Zhang Jue-Rong, Raza Anwar S, Greaves Timothy S, Cobb Camilla J
Department of Pathology, Cytopathology Division, LAC/USC Medical Center, Los Angeles, California 90033, USA.
Diagn Cytopathol. 2006 Jun;34(6):397-402. doi: 10.1002/dc.20439.
With the advent of modern therapy, the differences in prognoses and treatment regimens among different subtypes of Hodgkin lymphoma (HL) have largely vanished. Stage and the presence of systemic symptoms are much more important than histologic subtypes as predictive factors. The current (2001) WHO classification markedly de-emphasizes spatial relationships as critical to the diagnosis of lymphoma and emphasizes cell morphology, immunophenotype, genetic features, and clinical information to define the disease states. This classification, thus, greatly enhances the capability of fine-needle aspiration (FNA) to accurately diagnose HL. We searched all the FNA cases in our institute in years 1999 through 2004 and found 42 cases, for which 13 were primarily diagnosed (31.0%), 2 were recurrent (4.8%), 5 were highly suspicious (11.9%), and 22 were suspicious (52.3%) for HL. On follow-up tissue biopsy, all the primarily diagnosed, recurrent, and highly suspicious cases were confirmed to be HL (100% agreement). For the 22 suspicious cases, 13 were HL (59.1%), 5 were other lymphomas (22.8%), 1 was lymphoma unclassifiable (4.5%), and 3 were reactive processes (13.6%). The effect of immunostains on the diagnosis of HL was examined, and its importance was emphasized. Analysis of demographic data and the distribution of HL subtypes demonstrate that the study sample is representative of the general HL patient population. On the basis of these results, we propose: (1) If the FNA diagnosis of HL is confirmed both by morphology and immunostains, no further tissue confirmation, subclassification and grading is necessary, and appropriate treatment regimens should follow. (2) The nodular lymphocyte predominant HL and classical HL can be differentiated by adequate immunostaining. (3) If a definitive diagnosis cannot be achieved by FNA, a second FNA or a tissue biopsy should be recommended.

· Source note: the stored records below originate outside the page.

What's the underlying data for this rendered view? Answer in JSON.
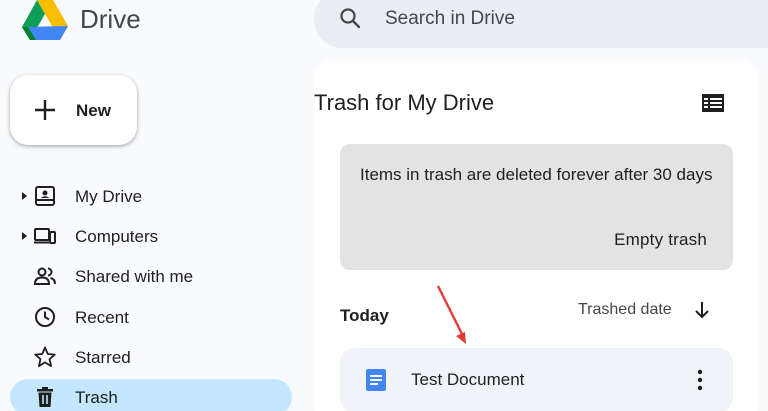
{
  "app": {
    "title": "Drive"
  },
  "search": {
    "placeholder": "Search in Drive"
  },
  "new_button": {
    "label": "New"
  },
  "sidebar": {
    "items": [
      {
        "label": "My Drive",
        "icon": "my-drive-icon"
      },
      {
        "label": "Computers",
        "icon": "computers-icon"
      },
      {
        "label": "Shared with me",
        "icon": "shared-icon"
      },
      {
        "label": "Recent",
        "icon": "clock-icon"
      },
      {
        "label": "Starred",
        "icon": "star-icon"
      },
      {
        "label": "Trash",
        "icon": "trash-icon",
        "active": true
      }
    ]
  },
  "main": {
    "title": "Trash for My Drive",
    "notice": {
      "message": "Items in trash are deleted forever after 30 days",
      "empty_label": "Empty trash"
    },
    "section": "Today",
    "sort_label": "Trashed date",
    "files": [
      {
        "name": "Test Document",
        "type": "document"
      }
    ]
  },
  "colors": {
    "active_nav": "#c2e7ff",
    "doc_icon": "#4285f4",
    "annotation_arrow": "#e53935",
    "search_bg": "#e9eef6"
  }
}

随着现代治疗方法的出现,霍奇金淋巴瘤(HL)不同亚型之间的预后和治疗方案差异已基本消失。分期和全身症状的存在作为预测因素比组织学亚型更为重要。当前(2001年)世界卫生组织分类显著淡化了空间关系对淋巴瘤诊断的关键性,而是强调细胞形态、免疫表型、基因特征和临床信息来定义疾病状态。因此,这种分类极大地提高了细针穿刺抽吸(FNA)准确诊断HL的能力。我们检索了1999年至2004年我院所有FNA病例,共发现42例,其中13例初步诊断为HL(31.0%),2例为复发病例(4.8%),5例高度可疑(11.9%),22例可疑(52.3%)为HL。在后续组织活检中,所有初步诊断、复发和高度可疑病例均确诊为HL(一致性为100%)。对于22例可疑病例,13例为HL(59.1%),5例为其他淋巴瘤(22.8%),1例为无法分类的淋巴瘤(4.5%),3例为反应性病变(13.6%)。研究了免疫染色对HL诊断的作用,并强调了其重要性。对人口统计学数据和HL亚型分布的分析表明,研究样本代表了一般HL患者群体。基于这些结果,我们建议:(1)如果FNA对HL的诊断通过形态学和免疫染色得到证实,则无需进一步的组织确认、亚分类和分级,应采用适当的治疗方案。(2)结节性淋巴细胞为主型HL和经典型HL可通过充分的免疫染色进行鉴别。(3)如果FNA无法做出明确诊断,应建议再次FNA或组织活检。